The insurance benefits upon which a disregard may be based include benefits paid:
- as a direct reimbursement of long-term care expenses paid while the participant was residing in a nursing facility or at home; or
- on a per diem, or other periodic basis, for periods during which the individual received long-term care services.
The asset disregard is applied to resources considered available to the participant as defined in section 1030.000.00 Available Resources (OAA and PTD) of this manual.
NOTE: The benefits available under a qualified long-term care policy are not required to be fully exhausted before the disregard of assets is applied.
EXAMPLE: Mr. Manning applied for Mo HealthNet vendor benefits on August 6. He owns a $75,000 home in Missouri where he lived prior to entering the nursing facility. He also has a certificate of deposit (CD) at the local bank for $50,000. Mr. Manning has a qualified long-term care partnership policy that he purchased in Indiana eight years prior to his application for benefits in Missouri. Staff contacted the long-term care insurance company and verified that the amount paid on behalf of Mr. Manning for long-term care benefits as of August was $65,000.00. Missouri Department of Commerce and Insurance (DCI) verified the policy qualifies as a long-term care partnership policy.
When determining Mr. Manning’s eligibility for vendor care, the asset disregard is applied to Mr. Manning’s $50,000 CD. The home is already exempt as an asset in determining eligibility. Therefore, Mr. Manning is eligible for vendor benefits in Missouri, if all other eligibility requirements are met. A TPL-1 form for the long-term care policy is completed and sent to MO HealthNet Division’s Third Party Liability Unit along with an attachment verifying he qualifies for $65,000 asset disregard during estate recovery.
EXAMPLE: Ms. Dallas applied for MO HealthNet vendor benefits in Missouri on August 6. Ms. Dallas owns a $50,000 home in Missouri where she lived prior to entering the nursing facility. She has no other assets. Ms. Dallas purchased a qualified long-term care partnership policy in California six years ago. The eligibility specialist verified that the amount paid for long-term care benefits on her behalf as of August was $25,000. DCI verified the policy qualifies as a long-term care partnership policy.

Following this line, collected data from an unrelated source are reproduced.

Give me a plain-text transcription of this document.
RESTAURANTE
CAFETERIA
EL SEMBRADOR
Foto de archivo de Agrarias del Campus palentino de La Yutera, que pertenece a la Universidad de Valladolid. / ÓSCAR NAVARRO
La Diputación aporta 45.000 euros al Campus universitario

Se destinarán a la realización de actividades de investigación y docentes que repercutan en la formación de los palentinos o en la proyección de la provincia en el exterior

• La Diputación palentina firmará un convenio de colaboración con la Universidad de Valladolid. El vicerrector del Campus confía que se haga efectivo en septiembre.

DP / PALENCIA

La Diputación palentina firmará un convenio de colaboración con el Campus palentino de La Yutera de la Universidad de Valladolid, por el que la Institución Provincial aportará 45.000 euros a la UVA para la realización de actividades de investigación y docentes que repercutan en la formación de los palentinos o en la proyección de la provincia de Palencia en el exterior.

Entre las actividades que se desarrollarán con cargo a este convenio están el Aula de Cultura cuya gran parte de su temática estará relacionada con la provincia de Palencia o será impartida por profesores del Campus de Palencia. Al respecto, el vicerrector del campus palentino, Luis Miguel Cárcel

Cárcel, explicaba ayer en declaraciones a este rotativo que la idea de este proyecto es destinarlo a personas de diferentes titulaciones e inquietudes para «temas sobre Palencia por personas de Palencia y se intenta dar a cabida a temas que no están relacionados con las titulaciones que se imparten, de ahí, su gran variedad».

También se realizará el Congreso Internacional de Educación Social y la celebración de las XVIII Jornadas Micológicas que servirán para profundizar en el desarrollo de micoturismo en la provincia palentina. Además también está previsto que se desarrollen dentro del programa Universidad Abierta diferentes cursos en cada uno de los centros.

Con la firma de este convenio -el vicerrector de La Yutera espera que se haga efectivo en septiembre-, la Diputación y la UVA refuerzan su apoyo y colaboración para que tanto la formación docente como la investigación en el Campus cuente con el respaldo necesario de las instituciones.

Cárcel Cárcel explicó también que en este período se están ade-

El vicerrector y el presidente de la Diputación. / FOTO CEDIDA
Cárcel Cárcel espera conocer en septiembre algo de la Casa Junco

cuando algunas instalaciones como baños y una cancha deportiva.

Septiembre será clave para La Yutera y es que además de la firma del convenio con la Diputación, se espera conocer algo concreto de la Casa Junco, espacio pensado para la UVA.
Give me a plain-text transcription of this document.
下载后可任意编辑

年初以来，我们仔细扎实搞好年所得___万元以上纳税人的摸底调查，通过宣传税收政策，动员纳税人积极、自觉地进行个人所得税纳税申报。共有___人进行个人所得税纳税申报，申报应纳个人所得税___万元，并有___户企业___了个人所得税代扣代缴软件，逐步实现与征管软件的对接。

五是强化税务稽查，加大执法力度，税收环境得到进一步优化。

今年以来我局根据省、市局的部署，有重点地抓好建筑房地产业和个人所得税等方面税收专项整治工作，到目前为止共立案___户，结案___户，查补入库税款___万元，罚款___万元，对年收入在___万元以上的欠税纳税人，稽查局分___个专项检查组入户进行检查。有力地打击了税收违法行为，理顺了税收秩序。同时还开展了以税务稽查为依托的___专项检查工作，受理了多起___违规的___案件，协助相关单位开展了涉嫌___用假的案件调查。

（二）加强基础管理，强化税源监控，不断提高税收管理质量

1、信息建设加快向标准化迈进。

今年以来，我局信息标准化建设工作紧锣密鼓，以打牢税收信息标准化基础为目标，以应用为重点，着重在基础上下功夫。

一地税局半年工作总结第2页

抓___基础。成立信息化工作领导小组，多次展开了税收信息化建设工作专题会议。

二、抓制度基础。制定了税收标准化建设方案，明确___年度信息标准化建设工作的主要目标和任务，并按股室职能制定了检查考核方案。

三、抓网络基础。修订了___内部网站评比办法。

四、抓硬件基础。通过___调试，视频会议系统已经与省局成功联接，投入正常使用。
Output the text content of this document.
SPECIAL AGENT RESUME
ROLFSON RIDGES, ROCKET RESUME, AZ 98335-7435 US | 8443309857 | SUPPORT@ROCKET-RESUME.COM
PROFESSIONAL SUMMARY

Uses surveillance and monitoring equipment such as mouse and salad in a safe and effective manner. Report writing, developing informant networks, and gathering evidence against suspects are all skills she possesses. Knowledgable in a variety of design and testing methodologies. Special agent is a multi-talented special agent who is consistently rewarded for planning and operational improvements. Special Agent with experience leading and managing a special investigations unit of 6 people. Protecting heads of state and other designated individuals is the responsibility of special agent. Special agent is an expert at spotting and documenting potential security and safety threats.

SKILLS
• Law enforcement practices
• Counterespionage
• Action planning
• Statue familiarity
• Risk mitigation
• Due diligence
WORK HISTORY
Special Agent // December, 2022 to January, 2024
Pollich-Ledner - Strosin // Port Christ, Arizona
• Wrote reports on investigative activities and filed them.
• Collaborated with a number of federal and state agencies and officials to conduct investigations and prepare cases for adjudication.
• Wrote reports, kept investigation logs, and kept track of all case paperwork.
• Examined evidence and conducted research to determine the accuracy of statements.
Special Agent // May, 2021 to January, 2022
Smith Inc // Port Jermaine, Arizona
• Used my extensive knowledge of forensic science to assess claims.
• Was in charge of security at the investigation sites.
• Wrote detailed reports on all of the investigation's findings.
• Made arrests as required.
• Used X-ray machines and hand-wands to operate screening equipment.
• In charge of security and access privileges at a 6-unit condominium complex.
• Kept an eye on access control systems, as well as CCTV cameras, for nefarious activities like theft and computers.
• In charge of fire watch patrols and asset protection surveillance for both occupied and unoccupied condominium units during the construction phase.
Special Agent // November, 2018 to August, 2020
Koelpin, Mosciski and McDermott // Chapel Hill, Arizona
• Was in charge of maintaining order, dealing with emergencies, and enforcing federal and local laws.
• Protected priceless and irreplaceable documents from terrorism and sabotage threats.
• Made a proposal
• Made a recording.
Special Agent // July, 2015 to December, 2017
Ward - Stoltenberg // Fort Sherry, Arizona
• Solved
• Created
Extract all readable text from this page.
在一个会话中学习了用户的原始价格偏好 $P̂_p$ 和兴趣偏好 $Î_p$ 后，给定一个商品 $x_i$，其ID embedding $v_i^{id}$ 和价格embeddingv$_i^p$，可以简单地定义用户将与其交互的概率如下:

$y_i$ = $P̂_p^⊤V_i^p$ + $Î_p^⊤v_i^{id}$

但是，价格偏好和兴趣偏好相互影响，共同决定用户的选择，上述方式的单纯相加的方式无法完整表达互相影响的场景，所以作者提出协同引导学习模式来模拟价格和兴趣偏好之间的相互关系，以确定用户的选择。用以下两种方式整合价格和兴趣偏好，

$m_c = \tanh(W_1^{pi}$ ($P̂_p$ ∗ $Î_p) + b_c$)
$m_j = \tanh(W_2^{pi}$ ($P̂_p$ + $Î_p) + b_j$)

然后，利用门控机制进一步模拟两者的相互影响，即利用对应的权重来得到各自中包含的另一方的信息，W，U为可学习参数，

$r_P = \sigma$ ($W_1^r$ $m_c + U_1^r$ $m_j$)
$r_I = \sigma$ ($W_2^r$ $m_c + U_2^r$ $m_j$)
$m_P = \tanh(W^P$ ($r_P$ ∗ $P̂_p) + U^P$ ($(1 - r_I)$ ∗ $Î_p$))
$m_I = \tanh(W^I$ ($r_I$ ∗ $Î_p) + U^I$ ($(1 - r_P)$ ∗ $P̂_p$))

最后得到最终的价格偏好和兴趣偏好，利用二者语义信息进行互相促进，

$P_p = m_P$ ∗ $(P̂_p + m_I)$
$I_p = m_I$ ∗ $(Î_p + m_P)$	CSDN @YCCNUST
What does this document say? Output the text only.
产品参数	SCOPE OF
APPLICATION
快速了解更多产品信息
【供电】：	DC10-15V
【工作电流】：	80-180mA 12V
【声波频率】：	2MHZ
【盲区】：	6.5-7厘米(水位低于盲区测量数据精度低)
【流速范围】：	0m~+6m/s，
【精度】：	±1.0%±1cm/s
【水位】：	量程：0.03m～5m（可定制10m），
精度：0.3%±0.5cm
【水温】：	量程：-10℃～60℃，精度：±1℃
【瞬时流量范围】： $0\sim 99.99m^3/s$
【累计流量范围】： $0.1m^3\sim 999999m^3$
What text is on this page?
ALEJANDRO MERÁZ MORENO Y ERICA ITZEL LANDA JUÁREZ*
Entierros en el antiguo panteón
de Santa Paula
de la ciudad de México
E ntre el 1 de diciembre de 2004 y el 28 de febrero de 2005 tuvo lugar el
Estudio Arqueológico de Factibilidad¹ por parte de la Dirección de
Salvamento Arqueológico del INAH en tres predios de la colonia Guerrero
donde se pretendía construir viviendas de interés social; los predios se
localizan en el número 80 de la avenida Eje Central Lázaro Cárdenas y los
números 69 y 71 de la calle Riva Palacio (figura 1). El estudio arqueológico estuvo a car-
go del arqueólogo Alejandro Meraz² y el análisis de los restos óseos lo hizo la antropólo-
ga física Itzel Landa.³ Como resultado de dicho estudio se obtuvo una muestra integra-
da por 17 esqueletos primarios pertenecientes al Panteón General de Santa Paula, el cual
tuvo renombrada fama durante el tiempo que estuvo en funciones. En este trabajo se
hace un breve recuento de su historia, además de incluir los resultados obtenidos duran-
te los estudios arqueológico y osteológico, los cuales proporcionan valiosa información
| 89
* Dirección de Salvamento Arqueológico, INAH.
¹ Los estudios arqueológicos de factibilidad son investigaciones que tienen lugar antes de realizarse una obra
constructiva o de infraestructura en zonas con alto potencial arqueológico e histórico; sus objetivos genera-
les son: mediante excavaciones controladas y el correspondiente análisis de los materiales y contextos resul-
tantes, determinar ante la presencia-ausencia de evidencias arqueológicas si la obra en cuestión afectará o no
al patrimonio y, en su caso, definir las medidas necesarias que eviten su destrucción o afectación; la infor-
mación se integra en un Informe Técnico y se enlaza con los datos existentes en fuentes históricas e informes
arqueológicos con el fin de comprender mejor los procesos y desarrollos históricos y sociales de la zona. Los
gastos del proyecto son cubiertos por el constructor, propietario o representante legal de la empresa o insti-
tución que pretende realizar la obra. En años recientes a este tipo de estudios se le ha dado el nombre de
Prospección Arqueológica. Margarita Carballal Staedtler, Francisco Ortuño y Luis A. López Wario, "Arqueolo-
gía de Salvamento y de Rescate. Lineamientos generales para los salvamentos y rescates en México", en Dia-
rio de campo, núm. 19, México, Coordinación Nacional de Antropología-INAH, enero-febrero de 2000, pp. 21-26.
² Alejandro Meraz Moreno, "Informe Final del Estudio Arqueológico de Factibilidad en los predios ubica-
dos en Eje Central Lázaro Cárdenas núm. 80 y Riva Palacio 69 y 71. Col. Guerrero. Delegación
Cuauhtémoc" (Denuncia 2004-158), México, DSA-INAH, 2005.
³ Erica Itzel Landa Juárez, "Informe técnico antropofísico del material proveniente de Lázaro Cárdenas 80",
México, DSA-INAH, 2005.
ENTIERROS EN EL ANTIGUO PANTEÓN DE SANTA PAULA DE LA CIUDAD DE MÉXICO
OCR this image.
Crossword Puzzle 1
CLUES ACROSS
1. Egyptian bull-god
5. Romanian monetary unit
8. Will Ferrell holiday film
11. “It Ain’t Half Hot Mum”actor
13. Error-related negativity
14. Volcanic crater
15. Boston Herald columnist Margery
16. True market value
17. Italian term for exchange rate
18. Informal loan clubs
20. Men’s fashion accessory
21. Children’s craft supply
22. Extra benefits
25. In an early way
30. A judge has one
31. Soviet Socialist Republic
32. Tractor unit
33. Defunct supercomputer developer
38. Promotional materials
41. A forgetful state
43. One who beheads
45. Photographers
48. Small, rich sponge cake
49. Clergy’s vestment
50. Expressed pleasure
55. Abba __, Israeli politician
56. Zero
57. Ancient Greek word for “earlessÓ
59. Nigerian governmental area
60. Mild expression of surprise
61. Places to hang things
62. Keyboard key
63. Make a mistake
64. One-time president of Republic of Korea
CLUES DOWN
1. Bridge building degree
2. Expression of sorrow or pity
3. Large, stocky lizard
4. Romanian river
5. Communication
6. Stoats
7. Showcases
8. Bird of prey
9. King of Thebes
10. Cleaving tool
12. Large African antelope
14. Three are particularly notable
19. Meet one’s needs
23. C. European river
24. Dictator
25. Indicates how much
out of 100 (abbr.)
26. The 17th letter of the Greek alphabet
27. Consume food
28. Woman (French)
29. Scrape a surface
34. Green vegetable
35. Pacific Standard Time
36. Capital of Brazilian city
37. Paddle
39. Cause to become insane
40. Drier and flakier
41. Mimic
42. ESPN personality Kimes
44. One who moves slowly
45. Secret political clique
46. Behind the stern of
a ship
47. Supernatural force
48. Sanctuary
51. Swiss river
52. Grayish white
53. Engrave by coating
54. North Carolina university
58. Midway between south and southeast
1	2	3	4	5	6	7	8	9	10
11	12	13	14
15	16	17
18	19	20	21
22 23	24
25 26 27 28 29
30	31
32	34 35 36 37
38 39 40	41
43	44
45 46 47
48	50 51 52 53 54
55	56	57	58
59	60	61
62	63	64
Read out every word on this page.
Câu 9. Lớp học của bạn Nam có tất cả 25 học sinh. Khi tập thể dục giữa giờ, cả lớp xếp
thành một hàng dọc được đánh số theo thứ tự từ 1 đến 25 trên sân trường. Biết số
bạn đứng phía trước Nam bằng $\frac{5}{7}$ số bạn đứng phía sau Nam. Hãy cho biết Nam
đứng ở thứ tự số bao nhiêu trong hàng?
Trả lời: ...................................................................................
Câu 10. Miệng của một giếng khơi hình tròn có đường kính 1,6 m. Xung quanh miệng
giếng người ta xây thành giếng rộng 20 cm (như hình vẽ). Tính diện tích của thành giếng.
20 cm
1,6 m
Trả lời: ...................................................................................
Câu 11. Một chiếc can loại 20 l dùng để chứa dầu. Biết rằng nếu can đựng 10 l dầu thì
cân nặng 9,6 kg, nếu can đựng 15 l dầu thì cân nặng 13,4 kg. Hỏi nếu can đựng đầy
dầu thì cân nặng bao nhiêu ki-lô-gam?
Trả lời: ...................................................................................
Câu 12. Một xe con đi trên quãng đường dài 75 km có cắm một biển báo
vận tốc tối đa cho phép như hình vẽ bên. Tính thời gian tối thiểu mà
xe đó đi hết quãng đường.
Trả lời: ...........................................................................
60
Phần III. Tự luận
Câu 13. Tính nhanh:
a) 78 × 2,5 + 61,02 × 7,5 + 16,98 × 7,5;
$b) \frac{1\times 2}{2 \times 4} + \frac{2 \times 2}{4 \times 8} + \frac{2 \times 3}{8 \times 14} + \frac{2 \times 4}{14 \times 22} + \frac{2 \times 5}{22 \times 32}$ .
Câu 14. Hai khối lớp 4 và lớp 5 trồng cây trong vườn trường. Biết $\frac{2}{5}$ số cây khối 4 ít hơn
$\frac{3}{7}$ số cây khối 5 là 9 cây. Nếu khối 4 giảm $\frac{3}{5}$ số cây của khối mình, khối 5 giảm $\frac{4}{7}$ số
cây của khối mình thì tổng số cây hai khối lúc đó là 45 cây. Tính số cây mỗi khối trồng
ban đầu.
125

When determining Ms. Dallas’ eligibility for vendor care, it is determined the home is already exempt. Ms. Dallas is eligible for vendor benefits in Missouri, if all other eligibility requirements are met. A TPL-1 form for the long-term care policy is completed and sent to MO HealthNet Division’s Third Party Liability Unit along with an attachment verifying she qualifies for $25,000 asset disregard during estate recovery.
NOTE: Because Ms. Dallas qualifies for MHABD without applying the asset disregard to determine eligibility, staff are not required to hold the application in pending status to verify the amount of disregard to apply during estate recovery. The application can be approved without the verification of the disregard to apply during estate recovery. If the application is approved without verification, a TPL-1 form must be completed for the long-term care policy and sent to MO HealthNet Division’s Third Party Liability Unit along with an attachment alerting them about the possibility of eligibility for an asset disregard during estate recovery.